For what purpose were the incalculable physical and chemical activities nodalised in this shadowy, moving speck under her microscope? What was the will which nodalised them and created the one thing she saw? What was its intention? To be itself? Was its purpose just mechanical and limited to itself?

It intended to be itself. But what self? Suddenly in her mind the world gleamed strangely, with an intense light, like the nucleus of the creature under the microscope. Suddenly she had passed away into an intensely-gleaming light of knowledge. She could not understand what it all was. She only knew that it was not limited mechanical energy, nor mere purpose of self-preservation and self-assertion. It was a consummation, a being infinite. Self was a oneness with the infinite. To be oneself was a supreme, gleaming triumph of infinity.


Here Lawrence has captured the transcendental experience of human thought and feelings, without turning it into an external deity.

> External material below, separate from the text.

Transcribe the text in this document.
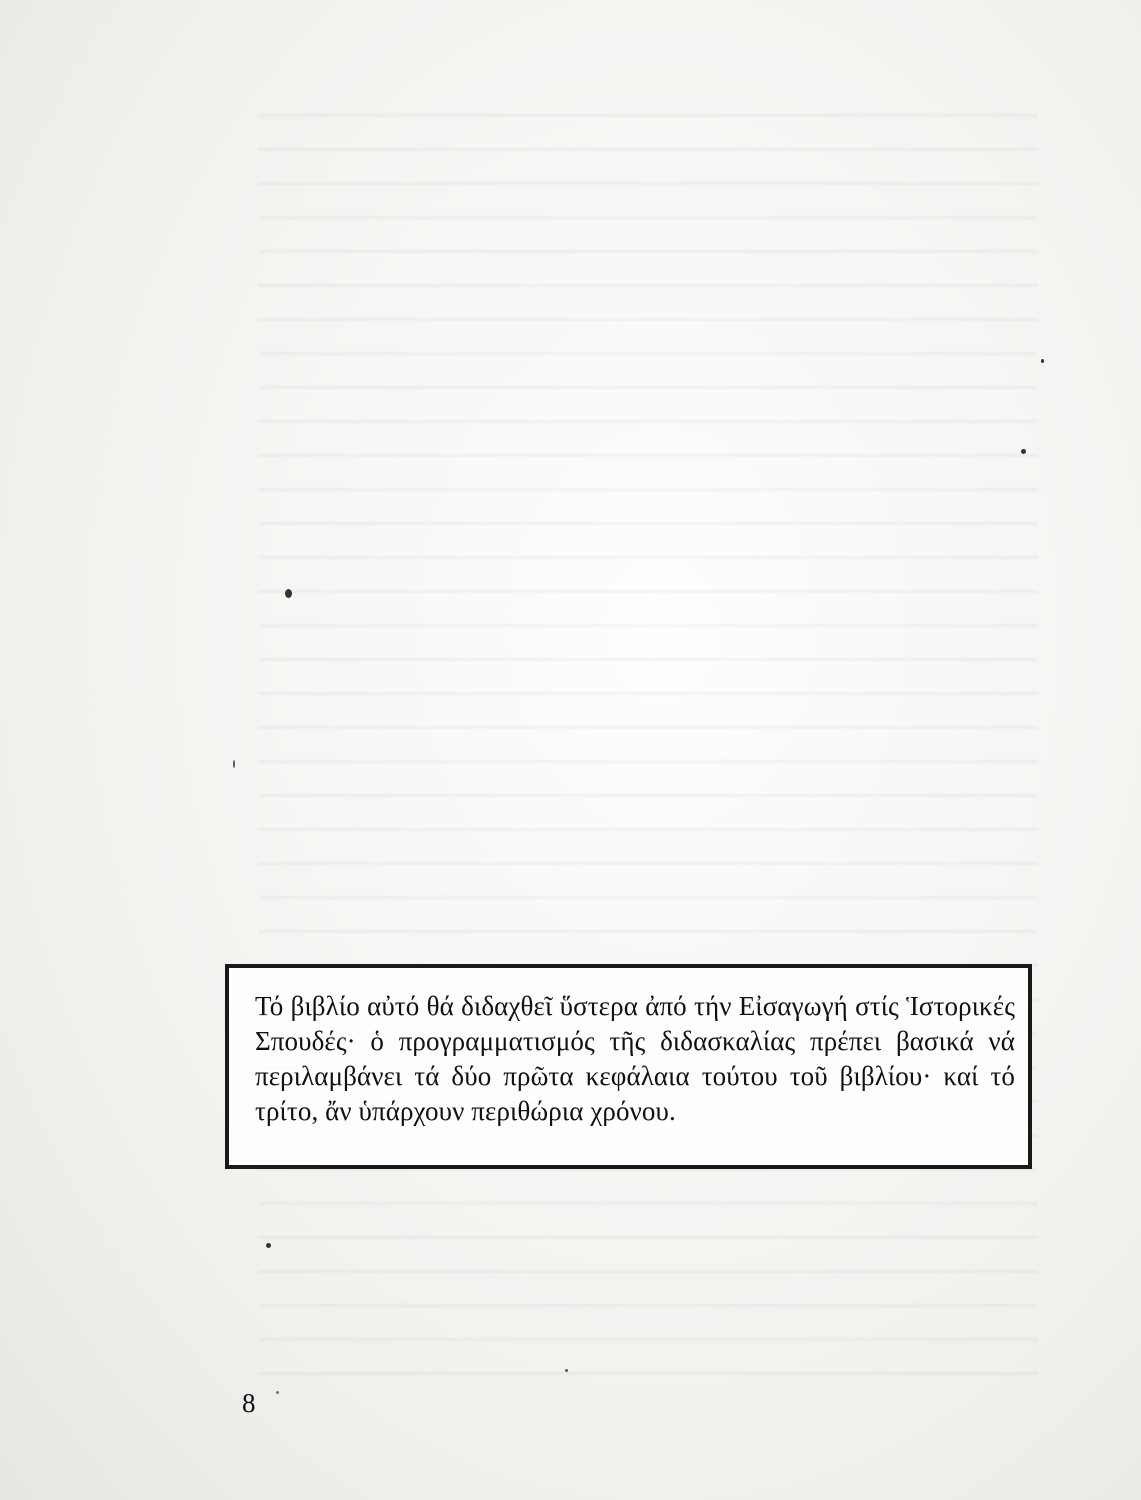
Τό βιβλίο αὐτό θά διδαχθεῖ ὕστερα ἀπό τήν Εἰσαγωγή στίς Ἱστορικές Σπουδές· ὁ προγραμματισμός τῆς διδασκαλίας πρέπει βασικά νά περιλαμβάνει τά δύο πρῶτα κεφάλαια τούτου τοῦ βιβλίου· καί τό τρίτο, ἄν ὑπάρχουν περιθώρια χρόνου.

8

For the algae on the microscope slide, existence is a Platonic "thing-in-itself" and Ursula finds in that a consummation between the physical world and the infinite.
I have never felt consummated by an algae (although I remember being mesmerised by the light from my little microscope shining through the rainbow colours of skin cells on a slide I had made when I was 10 years old), but that is the kind of transcendent human experience I feel when I listen to music, or read poetry. It's the kind of experience that turns people to seek God as an explanation for their thoughts and feelings and, according to Lawrence, it doesn't really matter whether or not they find a religion that satisfies them, or some more pure unification with the gleaming triumph of infinity.
As someone said during last week's discussion (in an email), "the whole is greater than the sum of the parts". The meaning of this quotation, however, depends on the definition of greater: the whole of human consciousness may be "greater" -- beautiful, transcendent, infinite -- but yet not "more than" -- that is, it may still ultimately be explained by a combination of finite chemical reactions without needing recourse to a deity to fill in the gaps of understanding.

To be myself is a supreme, gleaming triumph of infinity. Thrilling!